Mention in your report which transformations you applied and in which order.
Finally add the resulting code.
Note that at the exam you will be asked to explain the steps you made, and how the final solution behaves and how it uses local memories.
The loop (and other) transformations you may need are mainly the following:
Merge loops (note that loop bounds should be made equal first).
Loop bump: this is used to make bounds of two successive loops equal in order to
merge them in the next step.
E.g. for i=1..10 .. A[i] is changed into for i=3..12 .. A[i-2]...
Unrolling outerloop followed by Jam.
Jam means merging the two (or more) innerloops which are created by unrolling the outerloop twice (or more).
This is often one of the aims for doing a merge:
B[i] = f(A[i])
C[i-1] = B[i]
b = f(A[i])
C[i-1] = b
Reorder statements (a statement can also be an inner loop)
E.g. split a loop for i=1..100 into two loops, for i=1..3 and for i=4..100
Inplace mapping (intra or inter inplace).
See the treated slides for examples on this. Inplace mapping exploits the limited lifetime of array elements.
You should always check if the transformations are allowed !! Check the array dependences (between a read/use and a previous write/def of array elements).
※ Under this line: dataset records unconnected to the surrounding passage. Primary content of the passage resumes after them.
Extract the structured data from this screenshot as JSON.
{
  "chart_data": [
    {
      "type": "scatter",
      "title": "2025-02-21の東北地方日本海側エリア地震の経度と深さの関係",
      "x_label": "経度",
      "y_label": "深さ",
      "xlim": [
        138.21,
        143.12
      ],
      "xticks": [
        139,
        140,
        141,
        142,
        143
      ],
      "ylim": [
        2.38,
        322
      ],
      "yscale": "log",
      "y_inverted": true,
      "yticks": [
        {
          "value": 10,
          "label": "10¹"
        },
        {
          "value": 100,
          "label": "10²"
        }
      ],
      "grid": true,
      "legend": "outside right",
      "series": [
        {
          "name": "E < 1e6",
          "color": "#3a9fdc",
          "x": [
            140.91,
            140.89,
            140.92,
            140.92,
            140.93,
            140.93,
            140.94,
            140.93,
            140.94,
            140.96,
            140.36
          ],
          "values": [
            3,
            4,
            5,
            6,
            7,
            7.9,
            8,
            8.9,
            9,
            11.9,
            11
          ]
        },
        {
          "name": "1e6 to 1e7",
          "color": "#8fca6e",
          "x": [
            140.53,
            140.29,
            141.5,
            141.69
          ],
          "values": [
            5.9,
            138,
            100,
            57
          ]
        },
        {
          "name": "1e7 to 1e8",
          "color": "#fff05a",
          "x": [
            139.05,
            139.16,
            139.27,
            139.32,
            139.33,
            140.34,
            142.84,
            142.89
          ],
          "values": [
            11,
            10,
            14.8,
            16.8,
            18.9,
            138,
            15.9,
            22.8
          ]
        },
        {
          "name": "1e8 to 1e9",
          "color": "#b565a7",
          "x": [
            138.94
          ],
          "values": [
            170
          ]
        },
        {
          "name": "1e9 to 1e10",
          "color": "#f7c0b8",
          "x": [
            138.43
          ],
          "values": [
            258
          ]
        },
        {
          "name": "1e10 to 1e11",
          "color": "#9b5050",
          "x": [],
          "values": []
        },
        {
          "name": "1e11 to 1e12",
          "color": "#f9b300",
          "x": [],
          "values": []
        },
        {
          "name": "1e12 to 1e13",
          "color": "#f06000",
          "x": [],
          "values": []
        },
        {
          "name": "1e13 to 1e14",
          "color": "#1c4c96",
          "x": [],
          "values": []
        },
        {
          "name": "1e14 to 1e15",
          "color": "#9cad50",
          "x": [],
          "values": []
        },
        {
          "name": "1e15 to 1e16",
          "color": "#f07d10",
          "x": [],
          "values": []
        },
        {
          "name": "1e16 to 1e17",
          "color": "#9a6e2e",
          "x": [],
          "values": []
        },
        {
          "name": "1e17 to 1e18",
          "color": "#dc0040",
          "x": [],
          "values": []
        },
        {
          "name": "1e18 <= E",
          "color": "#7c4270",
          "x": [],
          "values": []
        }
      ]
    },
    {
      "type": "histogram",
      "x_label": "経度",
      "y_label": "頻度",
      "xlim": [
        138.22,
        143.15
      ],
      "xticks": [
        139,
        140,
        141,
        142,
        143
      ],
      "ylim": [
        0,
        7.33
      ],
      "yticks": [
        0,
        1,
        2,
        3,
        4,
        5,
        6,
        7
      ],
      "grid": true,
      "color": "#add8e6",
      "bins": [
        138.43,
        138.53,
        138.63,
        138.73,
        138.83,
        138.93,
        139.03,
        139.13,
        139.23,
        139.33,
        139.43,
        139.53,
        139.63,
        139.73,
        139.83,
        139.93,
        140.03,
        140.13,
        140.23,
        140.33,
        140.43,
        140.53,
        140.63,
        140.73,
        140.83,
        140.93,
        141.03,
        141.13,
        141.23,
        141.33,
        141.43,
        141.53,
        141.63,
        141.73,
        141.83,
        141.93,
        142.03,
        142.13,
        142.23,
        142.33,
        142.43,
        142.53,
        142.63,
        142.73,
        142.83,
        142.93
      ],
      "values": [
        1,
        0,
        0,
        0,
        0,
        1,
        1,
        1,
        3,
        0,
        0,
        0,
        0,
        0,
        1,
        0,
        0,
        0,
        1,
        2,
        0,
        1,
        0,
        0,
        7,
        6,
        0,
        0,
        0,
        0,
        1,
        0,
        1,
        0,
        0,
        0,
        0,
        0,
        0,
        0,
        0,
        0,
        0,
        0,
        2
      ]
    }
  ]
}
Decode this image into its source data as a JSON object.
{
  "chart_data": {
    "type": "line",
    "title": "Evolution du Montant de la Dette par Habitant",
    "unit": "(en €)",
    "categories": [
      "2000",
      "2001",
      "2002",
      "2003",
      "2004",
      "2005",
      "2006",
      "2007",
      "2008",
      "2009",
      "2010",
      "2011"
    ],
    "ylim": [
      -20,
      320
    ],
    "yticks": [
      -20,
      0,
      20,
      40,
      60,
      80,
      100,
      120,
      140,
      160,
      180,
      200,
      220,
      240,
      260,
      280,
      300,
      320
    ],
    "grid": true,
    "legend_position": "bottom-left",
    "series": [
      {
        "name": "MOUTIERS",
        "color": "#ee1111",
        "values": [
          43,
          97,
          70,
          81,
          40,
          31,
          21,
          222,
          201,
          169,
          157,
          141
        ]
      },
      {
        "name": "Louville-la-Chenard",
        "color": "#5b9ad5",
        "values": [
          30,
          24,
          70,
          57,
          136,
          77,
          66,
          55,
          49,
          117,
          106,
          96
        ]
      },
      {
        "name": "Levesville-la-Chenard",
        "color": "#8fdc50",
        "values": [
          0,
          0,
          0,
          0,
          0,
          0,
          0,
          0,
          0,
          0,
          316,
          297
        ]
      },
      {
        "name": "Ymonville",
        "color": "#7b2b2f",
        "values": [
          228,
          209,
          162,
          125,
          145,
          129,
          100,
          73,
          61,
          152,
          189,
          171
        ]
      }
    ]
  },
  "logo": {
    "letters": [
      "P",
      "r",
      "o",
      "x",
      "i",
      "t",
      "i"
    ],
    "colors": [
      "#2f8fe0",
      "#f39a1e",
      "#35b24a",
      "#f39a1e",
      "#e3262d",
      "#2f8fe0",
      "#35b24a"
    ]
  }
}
Anyway, if you make errors, you will notice an incorrect program or picture.
The general goal of all these transformations is to combine most of the loops (that is the 5 transformations: CR and CB horizontal and vertical upsampling, and the yuv-rgb color conversion), such that intermediate arrays can be scalar reduced (see above), i.e. completely removing the required intermediate buffer, or at least greatly reduced in size.
Let's see who can come up which the best result !!